Open Access Journal article on the duties of migrants to their past countries and the implications for taxation

 I'm very pleased that my paper: Duties in an International World: The Importance of Past Residence and Citizenship

Has been published in the open access journal Problema

This clarified my view, hopefully explaining and justifying my approach to the topic of international taxation that I had presented in earlier work. 

Essentially the idea is that people who leave a country and make a life elsewhere still owe something back to their earlier states. Their subsequent states of residence should honour this by sharing revenue as determined by a fair international formula. An exception arises for refugees who have been forced to flee.  

After publishing this article I attended a talk by Wolfgang Schön which made me think I have not covered this topic enough and should have said more about the duty of reciprocity, which is probably doing some work here. 

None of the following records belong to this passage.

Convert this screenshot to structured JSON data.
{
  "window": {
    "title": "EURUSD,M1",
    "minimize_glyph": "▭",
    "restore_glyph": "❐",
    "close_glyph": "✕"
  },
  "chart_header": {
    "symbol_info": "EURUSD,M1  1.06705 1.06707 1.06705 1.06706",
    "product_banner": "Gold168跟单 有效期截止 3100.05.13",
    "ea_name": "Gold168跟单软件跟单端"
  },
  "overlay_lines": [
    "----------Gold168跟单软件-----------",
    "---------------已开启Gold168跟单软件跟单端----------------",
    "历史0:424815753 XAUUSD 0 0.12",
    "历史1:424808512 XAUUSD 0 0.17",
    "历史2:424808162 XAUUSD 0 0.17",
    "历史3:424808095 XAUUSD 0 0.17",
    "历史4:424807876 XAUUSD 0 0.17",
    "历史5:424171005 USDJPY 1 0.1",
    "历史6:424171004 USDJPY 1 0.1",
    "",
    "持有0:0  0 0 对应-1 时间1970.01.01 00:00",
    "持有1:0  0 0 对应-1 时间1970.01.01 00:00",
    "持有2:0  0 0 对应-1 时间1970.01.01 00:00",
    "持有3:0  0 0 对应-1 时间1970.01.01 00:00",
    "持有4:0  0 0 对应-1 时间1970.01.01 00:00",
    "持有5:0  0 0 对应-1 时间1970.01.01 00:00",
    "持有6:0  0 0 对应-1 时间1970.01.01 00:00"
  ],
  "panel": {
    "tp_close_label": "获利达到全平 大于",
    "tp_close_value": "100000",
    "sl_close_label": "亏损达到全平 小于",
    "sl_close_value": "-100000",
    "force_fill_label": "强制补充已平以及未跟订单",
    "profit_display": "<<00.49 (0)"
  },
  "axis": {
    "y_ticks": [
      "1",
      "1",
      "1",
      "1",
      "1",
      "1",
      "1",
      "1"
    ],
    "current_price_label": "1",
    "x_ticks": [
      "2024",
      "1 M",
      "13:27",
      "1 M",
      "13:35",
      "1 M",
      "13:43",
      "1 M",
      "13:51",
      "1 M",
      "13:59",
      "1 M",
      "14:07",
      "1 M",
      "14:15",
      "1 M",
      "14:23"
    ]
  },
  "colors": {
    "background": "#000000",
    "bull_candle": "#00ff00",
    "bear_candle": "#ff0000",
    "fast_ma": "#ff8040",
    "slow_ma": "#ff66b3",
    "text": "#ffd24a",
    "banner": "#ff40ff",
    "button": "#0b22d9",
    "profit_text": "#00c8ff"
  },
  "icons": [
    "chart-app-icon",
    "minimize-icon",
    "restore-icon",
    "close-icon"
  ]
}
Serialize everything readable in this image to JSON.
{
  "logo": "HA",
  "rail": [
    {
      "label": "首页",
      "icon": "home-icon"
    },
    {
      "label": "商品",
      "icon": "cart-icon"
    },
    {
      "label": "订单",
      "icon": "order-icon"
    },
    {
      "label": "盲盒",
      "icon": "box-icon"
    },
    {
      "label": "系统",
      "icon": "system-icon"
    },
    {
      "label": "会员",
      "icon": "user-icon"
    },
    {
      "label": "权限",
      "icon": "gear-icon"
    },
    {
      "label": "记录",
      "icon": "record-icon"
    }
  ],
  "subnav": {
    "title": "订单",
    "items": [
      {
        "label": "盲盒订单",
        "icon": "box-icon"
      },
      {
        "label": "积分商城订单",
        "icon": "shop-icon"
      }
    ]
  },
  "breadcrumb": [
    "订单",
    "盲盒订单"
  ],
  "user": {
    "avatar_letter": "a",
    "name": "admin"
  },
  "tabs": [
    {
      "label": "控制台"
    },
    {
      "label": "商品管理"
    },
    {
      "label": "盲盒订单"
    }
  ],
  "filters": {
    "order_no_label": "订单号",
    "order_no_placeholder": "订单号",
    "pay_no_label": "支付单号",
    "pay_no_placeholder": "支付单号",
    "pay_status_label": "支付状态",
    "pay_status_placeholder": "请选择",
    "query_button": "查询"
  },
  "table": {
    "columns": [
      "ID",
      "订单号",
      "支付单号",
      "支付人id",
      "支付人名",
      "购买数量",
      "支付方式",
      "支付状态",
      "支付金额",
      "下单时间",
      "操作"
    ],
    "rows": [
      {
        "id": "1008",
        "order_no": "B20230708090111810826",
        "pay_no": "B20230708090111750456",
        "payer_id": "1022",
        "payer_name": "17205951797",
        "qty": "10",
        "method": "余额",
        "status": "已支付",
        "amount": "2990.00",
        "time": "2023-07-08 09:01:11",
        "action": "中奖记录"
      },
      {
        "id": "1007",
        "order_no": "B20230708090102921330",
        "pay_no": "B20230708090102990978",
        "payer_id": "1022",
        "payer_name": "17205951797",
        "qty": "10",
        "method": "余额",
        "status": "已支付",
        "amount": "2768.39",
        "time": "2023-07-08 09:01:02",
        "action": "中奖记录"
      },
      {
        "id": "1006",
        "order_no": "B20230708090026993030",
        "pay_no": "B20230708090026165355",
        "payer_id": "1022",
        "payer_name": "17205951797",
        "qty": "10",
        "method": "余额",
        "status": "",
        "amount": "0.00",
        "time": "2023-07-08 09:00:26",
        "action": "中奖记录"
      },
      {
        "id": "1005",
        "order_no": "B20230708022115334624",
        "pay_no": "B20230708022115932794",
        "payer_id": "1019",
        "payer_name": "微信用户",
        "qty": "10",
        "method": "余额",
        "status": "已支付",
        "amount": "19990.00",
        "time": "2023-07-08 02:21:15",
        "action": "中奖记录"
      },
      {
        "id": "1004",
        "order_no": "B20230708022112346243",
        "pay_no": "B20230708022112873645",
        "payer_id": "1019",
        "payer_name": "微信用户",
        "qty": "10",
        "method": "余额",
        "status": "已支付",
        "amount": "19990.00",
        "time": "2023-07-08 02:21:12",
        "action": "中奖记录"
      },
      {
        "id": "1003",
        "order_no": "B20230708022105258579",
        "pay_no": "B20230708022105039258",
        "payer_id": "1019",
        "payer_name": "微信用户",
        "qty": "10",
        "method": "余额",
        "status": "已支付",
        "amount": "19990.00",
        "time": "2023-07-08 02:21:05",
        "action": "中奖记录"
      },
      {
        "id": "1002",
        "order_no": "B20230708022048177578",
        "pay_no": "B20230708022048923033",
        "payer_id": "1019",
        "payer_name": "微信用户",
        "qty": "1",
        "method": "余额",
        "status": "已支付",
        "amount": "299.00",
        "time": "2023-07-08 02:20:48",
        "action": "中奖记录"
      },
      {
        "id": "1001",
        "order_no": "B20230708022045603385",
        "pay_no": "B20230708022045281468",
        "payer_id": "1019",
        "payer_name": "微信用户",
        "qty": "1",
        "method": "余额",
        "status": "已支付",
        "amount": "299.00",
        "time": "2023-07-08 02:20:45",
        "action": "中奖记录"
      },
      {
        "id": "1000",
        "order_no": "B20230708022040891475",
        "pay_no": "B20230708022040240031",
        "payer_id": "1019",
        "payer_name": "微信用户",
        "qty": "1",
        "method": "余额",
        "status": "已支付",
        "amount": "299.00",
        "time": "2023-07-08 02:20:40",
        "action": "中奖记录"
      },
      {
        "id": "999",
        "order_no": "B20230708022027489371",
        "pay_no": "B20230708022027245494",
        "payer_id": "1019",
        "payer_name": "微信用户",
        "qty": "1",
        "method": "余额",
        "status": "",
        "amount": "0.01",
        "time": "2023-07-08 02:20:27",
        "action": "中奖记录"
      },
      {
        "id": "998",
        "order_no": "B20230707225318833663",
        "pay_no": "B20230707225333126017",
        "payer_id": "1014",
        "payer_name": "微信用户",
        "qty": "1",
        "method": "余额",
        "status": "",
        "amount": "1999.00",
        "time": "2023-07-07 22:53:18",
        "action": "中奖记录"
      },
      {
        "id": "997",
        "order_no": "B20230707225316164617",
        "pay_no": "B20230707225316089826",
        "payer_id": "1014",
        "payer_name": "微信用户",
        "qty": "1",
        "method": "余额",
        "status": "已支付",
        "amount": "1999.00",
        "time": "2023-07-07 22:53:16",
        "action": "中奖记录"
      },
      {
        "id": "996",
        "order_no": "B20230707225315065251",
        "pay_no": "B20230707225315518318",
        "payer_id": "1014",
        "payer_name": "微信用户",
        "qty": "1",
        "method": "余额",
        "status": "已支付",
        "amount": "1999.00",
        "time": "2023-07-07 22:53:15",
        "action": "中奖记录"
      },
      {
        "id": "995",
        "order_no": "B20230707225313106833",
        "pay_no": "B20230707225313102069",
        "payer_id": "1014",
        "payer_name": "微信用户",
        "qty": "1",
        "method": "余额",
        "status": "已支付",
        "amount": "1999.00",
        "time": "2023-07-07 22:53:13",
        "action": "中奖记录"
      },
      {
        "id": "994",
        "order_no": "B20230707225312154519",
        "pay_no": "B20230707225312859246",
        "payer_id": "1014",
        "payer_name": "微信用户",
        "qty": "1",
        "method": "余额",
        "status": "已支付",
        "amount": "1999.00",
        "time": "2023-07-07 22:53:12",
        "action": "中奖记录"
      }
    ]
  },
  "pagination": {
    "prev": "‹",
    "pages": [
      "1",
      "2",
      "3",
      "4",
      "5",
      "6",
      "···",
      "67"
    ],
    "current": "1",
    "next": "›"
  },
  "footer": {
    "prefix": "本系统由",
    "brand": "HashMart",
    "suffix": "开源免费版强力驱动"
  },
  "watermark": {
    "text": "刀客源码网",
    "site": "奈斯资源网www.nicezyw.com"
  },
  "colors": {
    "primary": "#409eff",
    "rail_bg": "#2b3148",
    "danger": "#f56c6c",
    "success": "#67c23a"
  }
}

Anyway, I hope that some people find this paper interesting and useful and I look forward to reading reactions and responses to it. 

Sunday 18 June 2023

"Tax Freedom Day" is complete nonsense

Apparently the Free Marketeers have declared today (June 18th) to be "Tax Freedom Day" in the UK.

The idea that people have been working for the government up to this point is really powerful - the nonsense of it all got me thinking of a completely different way of approaching taxation. 

Why not think of a "Tax Freedom minute" within the hour? This led me to develop my hourly averaging proposal, explained in my book Rethinking Taxation

Calculating "Tax Freedom"

If you do want to work out how much of your time goes to the government/society and how you get for yourself, then it would not just be be very difficult to do, it would actually be impossible. 

Think about it: 

  • How much does anyone "contribute" to society? 
  • How much does anyone "benefit" from society? 

If you want to use market prices for one you'd have to do so for the other as well. What is the value of the resources that each person receives over their life, from their families, government, employers and investment gains? I'll come back to this. 

When it comes to contribution things are even harder. 

  • Someone who follows the law (and its spirit) is contributing to society, while someone who doesn't is not. 
  • Someone who tends their garden thoughtfully and picks up litter benefits others, someone who litters and pollutes egregiously detracts.

How can you put a number on all these forms of contribution? 

Nagel and Murphy in their book The Myth of Ownership, showed this this whole line of thought is based on a simplistic everyday libertarianism. We assume that our gross income is in some sense ours as if we live in an imaginary libertarian economy. 

But we don't live in that economy. We live in our economy, in the real world. 

Tax isn't the only kind of contribution. However, it is an important one and everyone should be happy to pay their taxes out of a sense of reciprocity. 

Benefits received 

Of course, as I indicated earlier, what this "calculation" also misses is that we all benefit from government spending, past and present.

The government provides all sorts of goods and services that benefit us all. 

Some people, as is right, get more from the government than they put in. 

Children aren't going to be contributing, but all being well they will grow up and contribute later on. 

Some older people might not be contributing, but they will have done earlier in life.

If this was an honest exercise it would attempt to account for all the benefits that people receive over their life. 

It isn't an honest exercise, it is just libertarian propaganda that makes no sense. 

Net contributions?

Even if you think it is possible to calculate someone's tax contribution, and that it would be meaningful (which it isn't), the number would vary hugely from person to person.

Some people will get more than they contribute in ways that are right. We should want proper systems in place to support the vulnerable in society and not just abandon them.

Is it forgivable to spread nonsense?

You can criticize the supporters of "Tax Freedom Day" for being selfish, which is probably right. 

Or you can criticize them for being unrealistic ideologues, which is fair. 

But most importantly, they are also just talking nonsense in thinking that the numbers are in any sense meaningful.

People have got a right to be selfish, they have a right to believe and propagate nonsense.

It is a free country after all. 

The rest of us have a duty to see through it all.